Pada kesempatan ini, Nugroho mengatakan bahwa Situs Gedok makin identik dengan isi tulisan Gubernur Jenderal Hindia Belanda Thomas Stamford Raffles dalam buku History of Java. Raffles bercerita tentang bangunan megah, memiliki relief indah, dan garapan halus di daerah Gedog.
Raffles juga menyebut ada yoni dan arca di bawah pohon beringin. Situs Gedog diperkirakan roboh dan material bangunan atasnya banyak yang hilang. BPCB Jawa Timur belum bisa memastikan kemana arah robohnya situs tersebut. Diperlukan penggalian lanjutan untuk mengetahuinya.
”Mengenai penyebab robohnya kami menduga ada indikasi bencana karena kita temukan material vulkanik di tempat itu. Ada juga vaktor manusia, ada bekas perusakan. Reliefnya juga berkeping-keping. Kalau hanya patah tidak begitu pecahannya,” tutur Nugroho.
Sementara itu, hingga berita ini ditulis, Kepala Dinas Pariwisata dan Kebudayaan Kota Blitar Tri Iman Prasetyono belum berhasil dihubungi. Sebelumnya, menurut Tri Iman, temuan situs ini berpotensi menambah perbendaharaan peninggalan arkeologis di Blitar Raya.
Artefak yang terbuat dari batu basal ini pengerjaannya relatif lebih halus. Ini identik dan biasa kita lihat pada arca-arca masa Singosari.
Di Kota Blitar, situs itu merupakan penemuan kedua setelah tahun 2010 ditemukan prasasti Karangtengah di Kelurahan Karangtengah, Kecamatan Sananwetan. Prasasti tersebut merupakan semacam sertifikat tanah dan sampai sekarang isinya belum diterjemahkan ke bahasa Indonesia.
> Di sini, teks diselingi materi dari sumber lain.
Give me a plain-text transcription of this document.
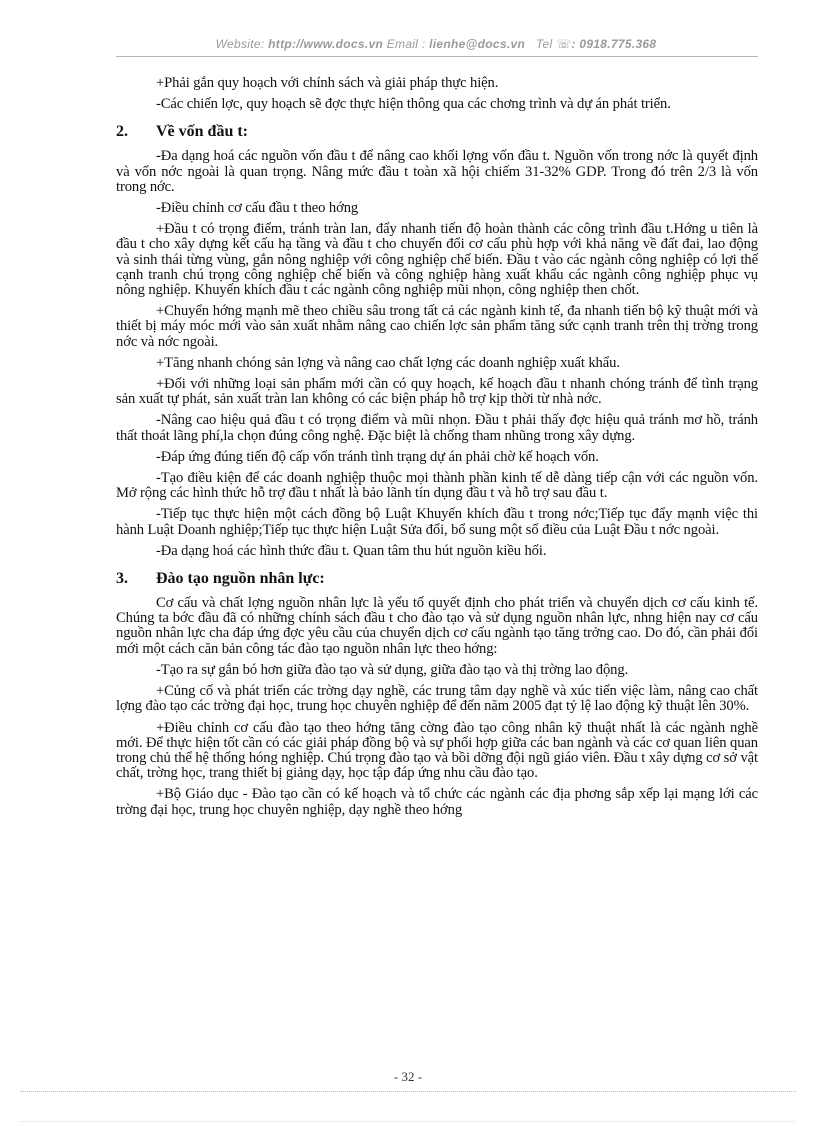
Website: http://www.docs.vn Email : lienhe@docs.vn Tel ☏: 0918.775.368

+Phải gắn quy hoạch với chính sách và giải pháp thực hiện.

-Các chiến lợc, quy hoạch sẽ đợc thực hiện thông qua các chơng trình và dự án phát triển.

2. Về vốn đầu t:

-Đa dạng hoá các nguồn vốn đầu t để nâng cao khối lợng vốn đầu t. Nguồn vốn trong nớc là quyết định và vốn nớc ngoài là quan trọng. Nâng mức đầu t toàn xã hội chiếm 31-32% GDP. Trong đó trên 2/3 là vốn trong nớc.

-Điều chỉnh cơ cấu đầu t theo hớng

+Đầu t có trọng điểm, tránh tràn lan, đẩy nhanh tiến độ hoàn thành các công trình đầu t.Hớng u tiên là đầu t cho xây dựng kết cấu hạ tầng và đầu t cho chuyển đổi cơ cấu phù hợp với khả năng về đất đai, lao động và sinh thái từng vùng, gắn nông nghiệp với công nghiệp chế biến. Đầu t vào các ngành công nghiệp có lợi thế cạnh tranh chú trọng công nghiệp chế biến và công nghiệp hàng xuất khẩu các ngành công nghiệp phục vụ nông nghiệp. Khuyến khích đầu t các ngành công nghiệp mũi nhọn, công nghiệp then chốt.

+Chuyển hớng mạnh mẽ theo chiều sâu trong tất cả các ngành kinh tế, đa nhanh tiến bộ kỹ thuật mới và thiết bị máy móc mới vào sản xuất nhằm nâng cao chiến lợc sản phẩm tăng sức cạnh tranh trên thị trờng trong nớc và nớc ngoài.

+Tăng nhanh chóng sản lợng và nâng cao chất lợng các doanh nghiệp xuất khẩu.

+Đối với những loại sản phẩm mới cần có quy hoạch, kế hoạch đầu t nhanh chóng tránh để tình trạng sản xuất tự phát, sản xuất tràn lan không có các biện pháp hỗ trợ kịp thời từ nhà nớc.

-Nâng cao hiệu quả đầu t có trọng điểm và mũi nhọn. Đầu t phải thấy đợc hiệu quả tránh mơ hồ, tránh thất thoát lãng phí,la chọn đúng công nghệ. Đặc biệt là chống tham nhũng trong xây dựng.

-Đáp ứng đúng tiến độ cấp vốn tránh tình trạng dự án phải chờ kế hoạch vốn.

-Tạo điều kiện để các doanh nghiệp thuộc mọi thành phần kinh tế dễ dàng tiếp cận với các nguồn vốn. Mở rộng các hình thức hỗ trợ đầu t nhất là bảo lãnh tín dụng đầu t và hỗ trợ sau đầu t.

-Tiếp tục thực hiện một cách đồng bộ Luật Khuyến khích đầu t trong nớc;Tiếp tục đẩy mạnh việc thi hành Luật Doanh nghiệp;Tiếp tục thực hiện Luật Sửa đổi, bổ sung một số điều của Luật Đầu t nớc ngoài.

-Đa dạng hoá các hình thức đầu t. Quan tâm thu hút nguồn kiều hối.

3. Đào tạo nguồn nhân lực:

Cơ cấu và chất lợng nguồn nhân lực là yếu tố quyết định cho phát triển và chuyển dịch cơ cấu kinh tế. Chúng ta bớc đầu đã có những chính sách đầu t cho đào tạo và sử dụng nguồn nhân lực, nhng hiện nay cơ cấu nguồn nhân lực cha đáp ứng đợc yêu cầu của chuyển dịch cơ cấu ngành tạo tăng trởng cao. Do đó, cần phải đổi mới một cách căn bản công tác đào tạo nguồn nhân lực theo hớng:

-Tạo ra sự gắn bó hơn giữa đào tạo và sử dụng, giữa đào tạo và thị trờng lao động.

+Củng cố và phát triển các trờng dạy nghề, các trung tâm dạy nghề và xúc tiến việc làm, nâng cao chất lợng đào tạo các trờng đại học, trung học chuyên nghiệp để đến năm 2005 đạt tỷ lệ lao động kỹ thuật lên 30%.

+Điều chỉnh cơ cấu đào tạo theo hớng tăng cờng đào tạo công nhân kỹ thuật nhất là các ngành nghề mới. Để thực hiện tốt cần có các giải pháp đồng bộ và sự phối hợp giữa các ban ngành và các cơ quan liên quan trong chủ thể hệ thống hóng nghiệp. Chú trọng đào tạo và bồi dỡng đội ngũ giáo viên. Đầu t xây dựng cơ sở vật chất, trờng học, trang thiết bị giảng dạy, học tập đáp ứng nhu cầu đào tạo.

+Bộ Giáo dục - Đào tạo cần có kế hoạch và tổ chức các ngành các địa phơng sắp xếp lại mạng lới các trờng đại học, trung học chuyên nghiệp, dạy nghề theo hớng

- 32 -
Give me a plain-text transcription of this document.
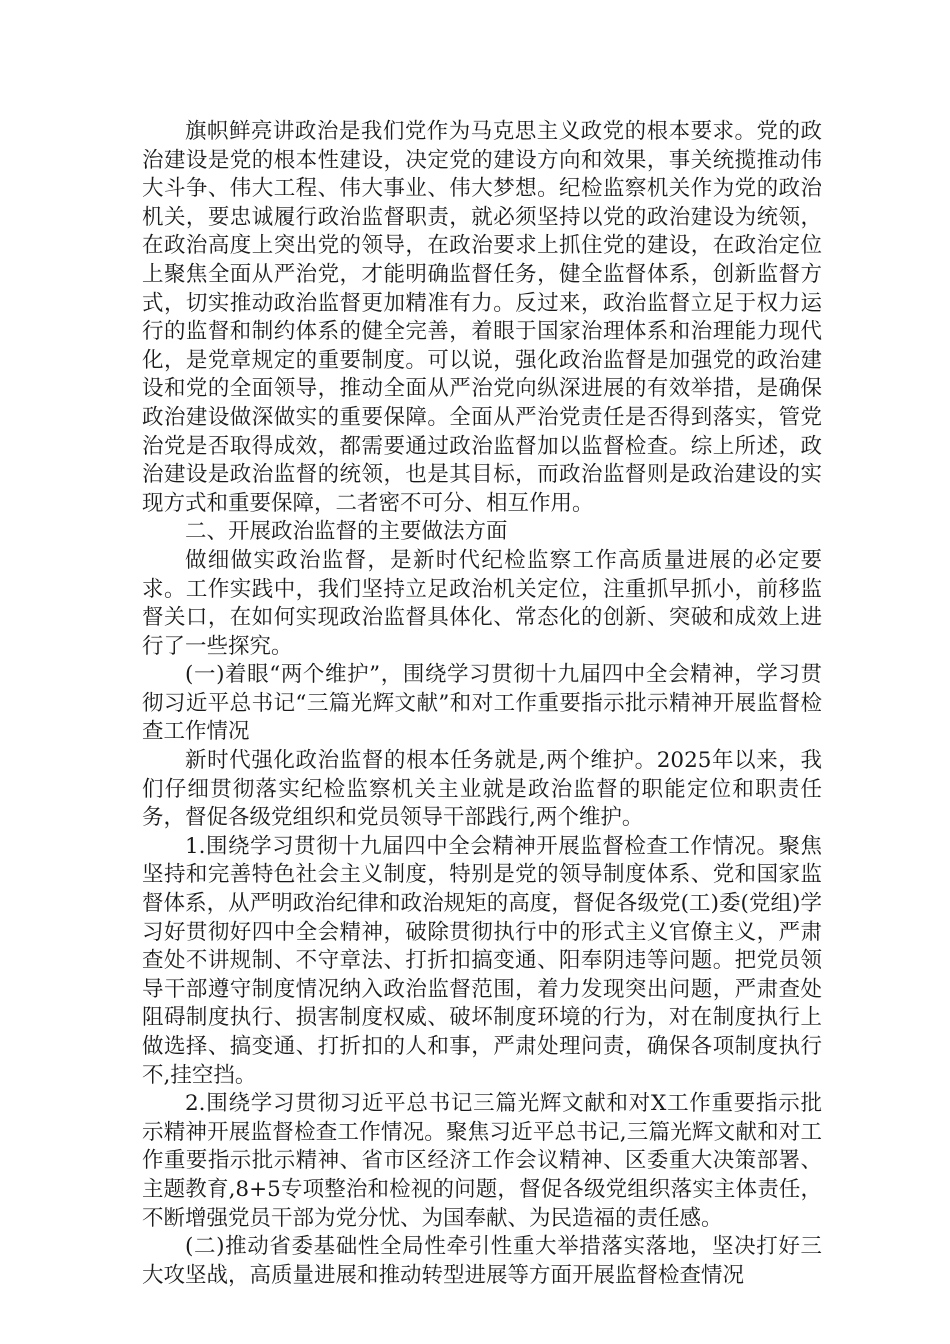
旗帜鲜亮讲政治是我们党作为马克思主义政党的根本要求。党的政治建设是党的根本性建设，决定党的建设方向和效果，事关统揽推动伟大斗争、伟大工程、伟大事业、伟大梦想。纪检监察机关作为党的政治机关，要忠诚履行政治监督职责，就必须坚持以党的政治建设为统领，在政治高度上突出党的领导，在政治要求上抓住党的建设，在政治定位上聚焦全面从严治党，才能明确监督任务，健全监督体系，创新监督方式，切实推动政治监督更加精准有力。反过来，政治监督立足于权力运行的监督和制约体系的健全完善，着眼于国家治理体系和治理能力现代化，是党章规定的重要制度。可以说，强化政治监督是加强党的政治建设和党的全面领导，推动全面从严治党向纵深进展的有效举措，是确保政治建设做深做实的重要保障。全面从严治党责任是否得到落实，管党治党是否取得成效，都需要通过政治监督加以监督检查。综上所述，政治建设是政治监督的统领，也是其目标，而政治监督则是政治建设的实现方式和重要保障，二者密不可分、相互作用。

二、开展政治监督的主要做法方面

做细做实政治监督，是新时代纪检监察工作高质量进展的必定要求。工作实践中，我们坚持立足政治机关定位，注重抓早抓小，前移监督关口，在如何实现政治监督具体化、常态化的创新、突破和成效上进行了一些探究。

(一)着眼“两个维护”，围绕学习贯彻十九届四中全会精神，学习贯彻习近平总书记“三篇光辉文献”和对工作重要指示批示精神开展监督检查工作情况

新时代强化政治监督的根本任务就是,两个维护。2025年以来，我们仔细贯彻落实纪检监察机关主业就是政治监督的职能定位和职责任务，督促各级党组织和党员领导干部践行,两个维护。

1.围绕学习贯彻十九届四中全会精神开展监督检查工作情况。聚焦坚持和完善特色社会主义制度，特别是党的领导制度体系、党和国家监督体系，从严明政治纪律和政治规矩的高度，督促各级党(工)委(党组)学习好贯彻好四中全会精神，破除贯彻执行中的形式主义官僚主义，严肃查处不讲规制、不守章法、打折扣搞变通、阳奉阴违等问题。把党员领导干部遵守制度情况纳入政治监督范围，着力发现突出问题，严肃查处阻碍制度执行、损害制度权威、破坏制度环境的行为，对在制度执行上做选择、搞变通、打折扣的人和事，严肃处理问责，确保各项制度执行不,挂空挡。

2.围绕学习贯彻习近平总书记三篇光辉文献和对X工作重要指示批示精神开展监督检查工作情况。聚焦习近平总书记,三篇光辉文献和对工作重要指示批示精神、省市区经济工作会议精神、区委重大决策部署、主题教育,8+5专项整治和检视的问题，督促各级党组织落实主体责任，不断增强党员干部为党分忧、为国奉献、为民造福的责任感。

(二)推动省委基础性全局性牵引性重大举措落实落地，坚决打好三大攻坚战，高质量进展和推动转型进展等方面开展监督检查情况
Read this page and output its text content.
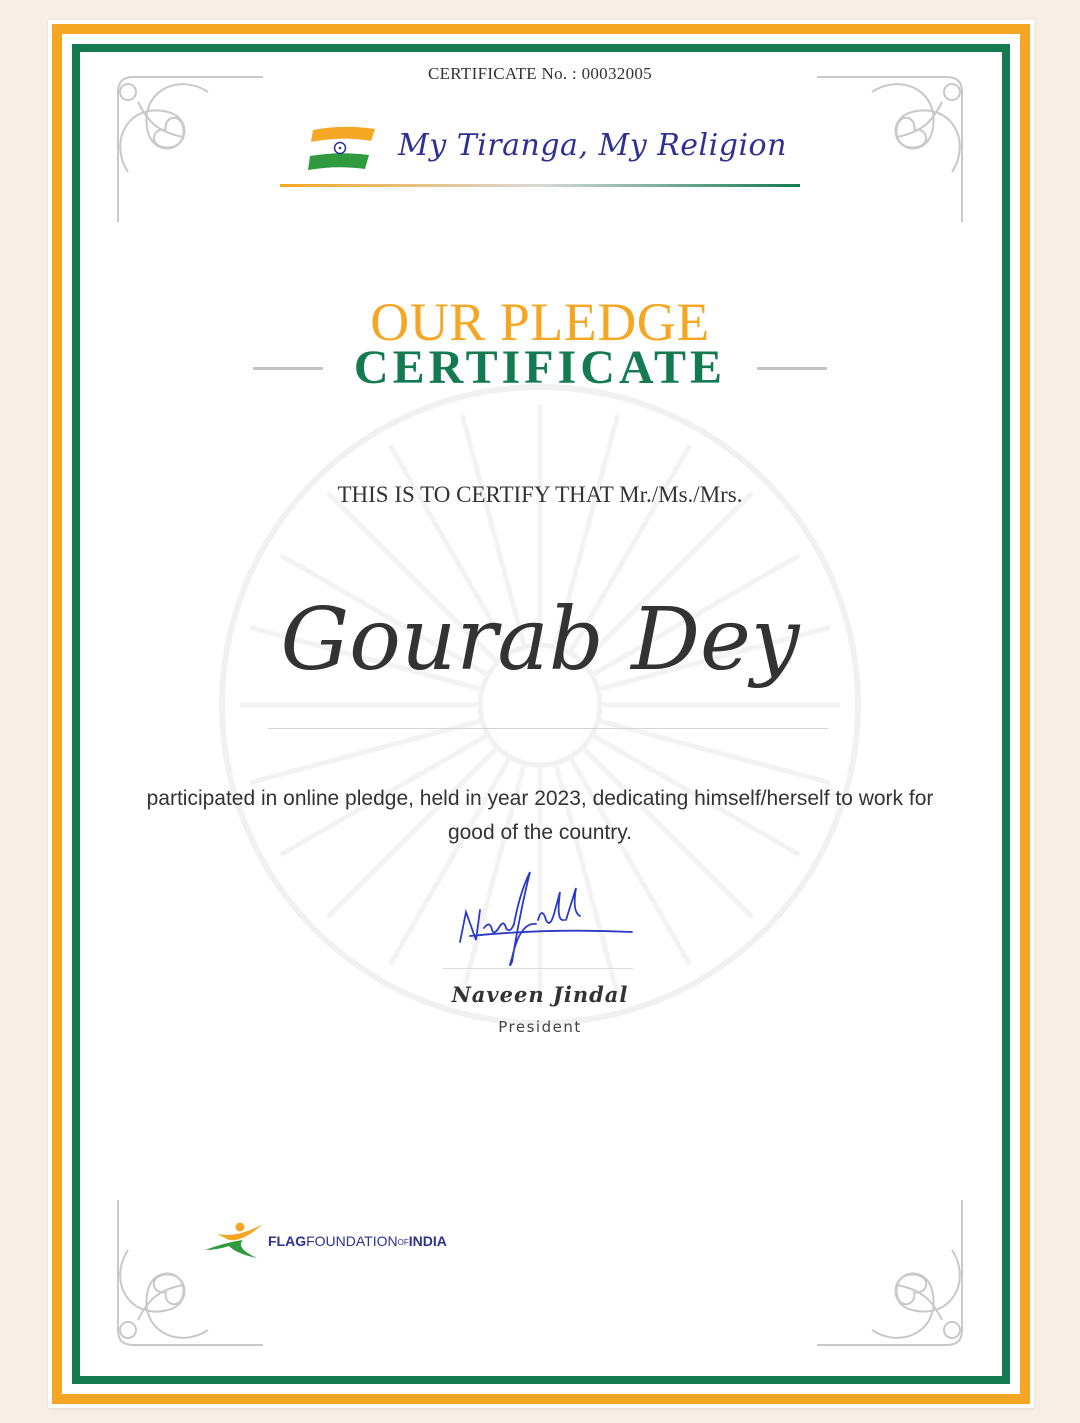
CERTIFICATE No. : 00032005
My Tiranga, My Religion
OUR PLEDGE
CERTIFICATE
THIS IS TO CERTIFY THAT Mr./Ms./Mrs.
Gourab Dey
participated in online pledge, held in year 2023, dedicating himself/herself to work for good of the country.
Naveen Jindal
President
FLAGFOUNDATIONOFINDIA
Situs Gedog ditemukan secara tidak sengaja oleh Toiran (59), salah satu warga Gedog. Ia menemukan batu berelief wajah kala saat mengolah lahan jagung miliknya pada pertengahan Agustus 2019. Temuan itu baru dilaporkan pada September ke pihak berewenang dan BPCB Jawa Timur.